[leetcode]257.Binary Tree Paths

题目

Given a binary tree, return all root-to-leaf paths.

Note: A leaf is a node with no children.

Example:

Input:

1
/
2 3

5

Output: ["1->2->5", "1->3"]

Explanation: All root-to-leaf paths are: 1->2->5, 1->3

解法一

思路

用数的DFS（深度优先遍历包括先序，中序，后序遍历）。用两个栈，其中一个栈来保存结点，另外一个栈来保存从根节点到当前结点的路径。
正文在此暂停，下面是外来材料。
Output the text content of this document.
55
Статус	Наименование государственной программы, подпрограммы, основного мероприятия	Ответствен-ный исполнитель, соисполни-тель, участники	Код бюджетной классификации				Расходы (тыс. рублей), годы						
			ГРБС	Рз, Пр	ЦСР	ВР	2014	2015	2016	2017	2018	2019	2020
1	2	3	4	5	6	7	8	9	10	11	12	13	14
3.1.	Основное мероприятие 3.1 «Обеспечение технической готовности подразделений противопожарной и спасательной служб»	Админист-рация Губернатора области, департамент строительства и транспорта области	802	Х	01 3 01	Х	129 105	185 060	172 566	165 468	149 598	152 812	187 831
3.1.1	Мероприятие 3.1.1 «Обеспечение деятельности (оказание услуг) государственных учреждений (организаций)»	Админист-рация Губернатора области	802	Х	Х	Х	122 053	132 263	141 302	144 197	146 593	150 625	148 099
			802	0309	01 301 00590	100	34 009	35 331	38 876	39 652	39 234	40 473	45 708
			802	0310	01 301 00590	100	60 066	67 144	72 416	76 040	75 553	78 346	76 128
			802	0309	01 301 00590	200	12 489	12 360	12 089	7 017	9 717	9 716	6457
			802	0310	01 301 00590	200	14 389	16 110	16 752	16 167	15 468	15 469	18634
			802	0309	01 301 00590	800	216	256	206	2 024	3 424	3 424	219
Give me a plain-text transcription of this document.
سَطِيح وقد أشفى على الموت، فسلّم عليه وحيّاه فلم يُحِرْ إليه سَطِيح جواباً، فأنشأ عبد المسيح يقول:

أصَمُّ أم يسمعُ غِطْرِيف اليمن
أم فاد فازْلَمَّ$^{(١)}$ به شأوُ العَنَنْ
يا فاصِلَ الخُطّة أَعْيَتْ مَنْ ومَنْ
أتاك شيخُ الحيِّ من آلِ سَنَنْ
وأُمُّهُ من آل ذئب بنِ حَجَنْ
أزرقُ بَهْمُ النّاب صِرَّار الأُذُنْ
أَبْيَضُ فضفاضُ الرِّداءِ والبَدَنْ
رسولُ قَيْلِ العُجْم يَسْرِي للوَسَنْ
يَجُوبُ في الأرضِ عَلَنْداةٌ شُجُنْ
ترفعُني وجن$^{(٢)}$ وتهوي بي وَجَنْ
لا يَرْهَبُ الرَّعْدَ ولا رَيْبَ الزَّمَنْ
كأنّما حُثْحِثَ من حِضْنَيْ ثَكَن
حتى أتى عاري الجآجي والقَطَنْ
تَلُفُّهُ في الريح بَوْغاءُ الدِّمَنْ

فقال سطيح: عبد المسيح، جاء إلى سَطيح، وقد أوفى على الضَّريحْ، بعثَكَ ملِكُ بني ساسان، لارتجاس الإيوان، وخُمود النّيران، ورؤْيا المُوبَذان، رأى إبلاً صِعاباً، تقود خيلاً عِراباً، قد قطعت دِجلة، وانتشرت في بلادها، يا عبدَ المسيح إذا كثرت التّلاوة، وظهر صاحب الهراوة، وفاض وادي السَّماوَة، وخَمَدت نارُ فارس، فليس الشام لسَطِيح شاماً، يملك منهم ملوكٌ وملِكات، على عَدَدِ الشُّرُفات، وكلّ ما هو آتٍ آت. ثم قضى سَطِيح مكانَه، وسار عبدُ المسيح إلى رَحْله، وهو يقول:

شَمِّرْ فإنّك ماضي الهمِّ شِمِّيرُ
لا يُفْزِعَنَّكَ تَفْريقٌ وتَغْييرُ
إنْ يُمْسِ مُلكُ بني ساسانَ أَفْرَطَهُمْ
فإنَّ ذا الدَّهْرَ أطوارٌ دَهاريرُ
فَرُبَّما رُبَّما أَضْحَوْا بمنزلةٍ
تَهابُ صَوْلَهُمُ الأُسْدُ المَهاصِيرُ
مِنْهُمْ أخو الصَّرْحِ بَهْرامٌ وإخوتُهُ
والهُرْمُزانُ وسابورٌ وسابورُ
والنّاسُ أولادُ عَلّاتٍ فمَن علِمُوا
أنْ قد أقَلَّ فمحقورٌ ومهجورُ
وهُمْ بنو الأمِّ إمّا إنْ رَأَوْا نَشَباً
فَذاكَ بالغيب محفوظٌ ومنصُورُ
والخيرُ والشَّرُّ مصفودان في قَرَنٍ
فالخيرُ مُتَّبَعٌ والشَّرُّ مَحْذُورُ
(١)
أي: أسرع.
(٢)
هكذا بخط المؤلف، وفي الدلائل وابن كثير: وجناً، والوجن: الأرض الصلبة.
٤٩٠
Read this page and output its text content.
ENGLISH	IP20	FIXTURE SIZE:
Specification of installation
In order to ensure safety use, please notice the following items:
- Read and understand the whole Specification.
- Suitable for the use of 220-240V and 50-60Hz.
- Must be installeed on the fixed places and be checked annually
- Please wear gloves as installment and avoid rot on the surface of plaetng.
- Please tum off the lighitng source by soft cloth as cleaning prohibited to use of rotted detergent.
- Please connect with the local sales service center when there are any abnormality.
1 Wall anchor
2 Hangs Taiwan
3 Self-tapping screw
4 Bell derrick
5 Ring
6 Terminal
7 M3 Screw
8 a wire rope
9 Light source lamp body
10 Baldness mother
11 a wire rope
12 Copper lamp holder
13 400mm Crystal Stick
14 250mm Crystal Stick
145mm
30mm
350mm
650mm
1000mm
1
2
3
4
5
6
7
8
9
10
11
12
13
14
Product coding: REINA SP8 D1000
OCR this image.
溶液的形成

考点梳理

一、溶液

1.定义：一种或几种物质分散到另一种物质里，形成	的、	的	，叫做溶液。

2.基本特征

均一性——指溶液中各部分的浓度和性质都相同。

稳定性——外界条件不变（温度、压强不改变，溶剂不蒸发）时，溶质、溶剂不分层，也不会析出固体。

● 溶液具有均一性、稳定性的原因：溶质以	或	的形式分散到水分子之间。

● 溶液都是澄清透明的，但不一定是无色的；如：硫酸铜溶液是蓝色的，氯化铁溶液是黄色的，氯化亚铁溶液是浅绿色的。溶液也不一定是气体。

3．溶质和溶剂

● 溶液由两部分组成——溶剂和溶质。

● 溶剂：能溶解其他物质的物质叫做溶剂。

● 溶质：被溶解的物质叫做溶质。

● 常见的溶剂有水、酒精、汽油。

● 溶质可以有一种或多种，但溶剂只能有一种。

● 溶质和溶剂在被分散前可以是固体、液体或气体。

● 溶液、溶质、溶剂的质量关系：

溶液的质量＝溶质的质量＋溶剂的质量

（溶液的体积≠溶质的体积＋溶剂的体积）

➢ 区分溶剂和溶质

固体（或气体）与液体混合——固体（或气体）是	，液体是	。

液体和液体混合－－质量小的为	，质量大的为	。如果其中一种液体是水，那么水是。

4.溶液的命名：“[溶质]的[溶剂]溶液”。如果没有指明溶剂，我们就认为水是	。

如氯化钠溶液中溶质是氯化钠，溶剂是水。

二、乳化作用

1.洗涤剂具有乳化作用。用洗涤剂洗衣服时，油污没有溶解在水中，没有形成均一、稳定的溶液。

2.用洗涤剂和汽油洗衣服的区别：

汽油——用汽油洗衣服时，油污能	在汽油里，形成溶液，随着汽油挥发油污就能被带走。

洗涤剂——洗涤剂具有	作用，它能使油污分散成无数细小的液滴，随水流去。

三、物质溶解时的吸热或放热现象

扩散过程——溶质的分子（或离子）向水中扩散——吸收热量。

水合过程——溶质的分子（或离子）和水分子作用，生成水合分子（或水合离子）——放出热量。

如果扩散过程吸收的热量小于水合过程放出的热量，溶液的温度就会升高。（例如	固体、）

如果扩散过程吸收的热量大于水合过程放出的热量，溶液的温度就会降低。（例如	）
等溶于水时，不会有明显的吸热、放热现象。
两个栈一直是同步的，也就是说每次出栈的结点与字符串是对应关系。

代码

/**
 * Definition for a binary tree node.
 * public class TreeNode {
 *     int val;
 *     TreeNode left;
 *     TreeNode right;
 *     TreeNode(int x) { val = x; }
 * }
 */
class Solution {
    public List<String> binaryTreePaths(TreeNode root) {
        List<String> list = new ArrayList<>();
        Stack<TreeNode> nStack = new Stack<>();
        Stack<String> sStack = new Stack<>();
        if(root == null) return list;
        nStack.push(root);
        sStack.push("");
        
        while(!nStack.isEmpty()){
            TreeNode curNode = nStack.pop();
            String curString = sStack.pop();
            
            if(curNode.left == null && curNode.right == null)
                list.add(curString +  curNode.val);
            if(curNode.right != null) {
                nStack.push(curNode.right);
                sStack.push(curString + curNode.val + "->");
            }
            if(curNode.left != null) {
                nStack.push(curNode.left);
                sStack.push(curString + curNode.val + "->");
            }
        }
        
        return list;
    }
}

解法二

思路

用树的BFS（实际就是层次遍历）。和解法一一样，把栈改成队列即可。

代码

/**
 * Definition for a binary tree node.
 * public class TreeNode {
 *     int val;
 *     TreeNode left;
 *     TreeNode right;
 *     TreeNode(int x) { val = x; }
 * }
 */
class Solution {
    public List<String> binaryTreePaths(TreeNode root) {
        List<String> list = new ArrayList<>();
        Queue<TreeNode> nQueue = new LinkedList<>();
        Queue<String> sQueue = new LinkedList<>();
        if(root == null) return list;
        nQueue.add(root);
        sQueue.add("");
        
        while(!nQueue.isEmpty()){
            TreeNode curNode = nQueue.remove();
            String curString = sQueue.remove();
            
            if(curNode.left == null && curNode.right == null)
                list.add(curString +  curNode.val);
            if(curNode.right != null) {
                nQueue.add(curNode.right);
                sQueue.add(curString + curNode.val + "->");
            }
            if(curNode.left != null) {
                nQueue.add(curNode.left);
                sQueue.add(curString + curNode.val + "->");
            }
        }
        
        return list;
    }
}

解法三

思路

用递归,其实也是DFS的思想

代码

class Solution {
    public List<String> binaryTreePaths(TreeNode root) {
        List<String> answer = new ArrayList<String>();
        if (root != null) searchBT(root, "", answer);
        return answer;
    }
    private void searchBT(TreeNode root, String path, List<String> answer) {
        if (root.left == null && root.right == null) answer.add(path + root.val);
        if (root.left != null) searchBT(root.left, path + root.val + "->", answer);
        if (root.right != null) searchBT(root.right, path + root.val + "->", answer);
    }
}